The suppression of the documentary started with an instruction issued on Wednesday by the Communist Party ordering all media outlets to cease reporting on the documentary. When this measure failed to stem popular interest in the film, a new instruction was sent out pulling all references to video now deemed inconvenient. At a Shanghai newspaper, a worker was summarily dismissed from his job for leaking the secretive media order. Ukases issued by the Publicity Department are considered highly confidential.
Under the Dome going viral in a matter of days generated a groundswell of popular indignation at the sorry state of environmental affairs that could easily have overwhelmed authorities. Coincidence or not, the censors swung into action only hours after the People’s Congress – China’s rubberstamp parliament – got together for its carefully choreographed annual session.

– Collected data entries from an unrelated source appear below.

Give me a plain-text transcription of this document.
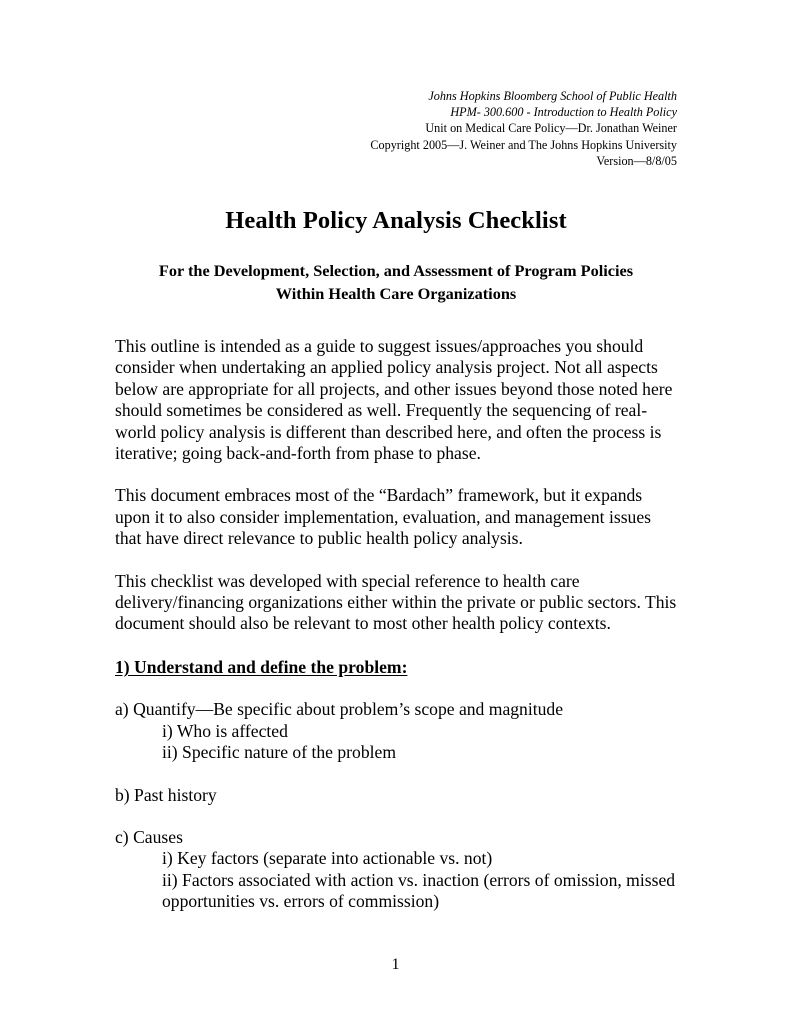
Johns Hopkins Bloomberg School of Public Health
HPM- 300.600 - Introduction to Health Policy
Unit on Medical Care Policy—Dr. Jonathan Weiner
Copyright 2005—J. Weiner and The Johns Hopkins University
Version—8/8/05
Health Policy Analysis Checklist
For the Development, Selection, and Assessment of Program Policies
Within Health Care Organizations

This outline is intended as a guide to suggest issues/approaches you should consider when undertaking an applied policy analysis project. Not all aspects below are appropriate for all projects, and other issues beyond those noted here should sometimes be considered as well. Frequently the sequencing of real-world policy analysis is different than described here, and often the process is iterative; going back-and-forth from phase to phase.

This document embraces most of the “Bardach” framework, but it expands upon it to also consider implementation, evaluation, and management issues that have direct relevance to public health policy analysis.

This checklist was developed with special reference to health care delivery/financing organizations either within the private or public sectors. This document should also be relevant to most other health policy contexts.

1) Understand and define the problem:
a) Quantify—Be specific about problem’s scope and magnitude
i) Who is affected
ii) Specific nature of the problem
b) Past history
c) Causes
i) Key factors (separate into actionable vs. not)
ii) Factors associated with action vs. inaction (errors of omission, missed opportunities vs. errors of commission)
1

On Friday, the assembled congress was told by President Xi Jinping that his government would punish “with an iron hand” any violators of environmental law. President Jinping appealed to his countrymen to care for their natural surroundings as they would for their own life. He also promised a 3.1% cut in carbon dioxide emissions and a reduction of coal consumption by 160m tonnes over the next five years.
On Saturday, the suppressed documentary was the elephant in the room as Environment Minister Chen Jining talked to the press. During the 70-minute long stage-managed event, foreign journalists from mainstream outlets were politely ignored while local media representatives only fielded questions that allowed the minister to embark on lengthy self-congratulatory monologues. Minister Jining admitted that China is facing an “unprecedented conflict between development and environment” and said that, after hopping out of bed in the morning, he immediately looks at the sky. Presumably to check if it can be seen.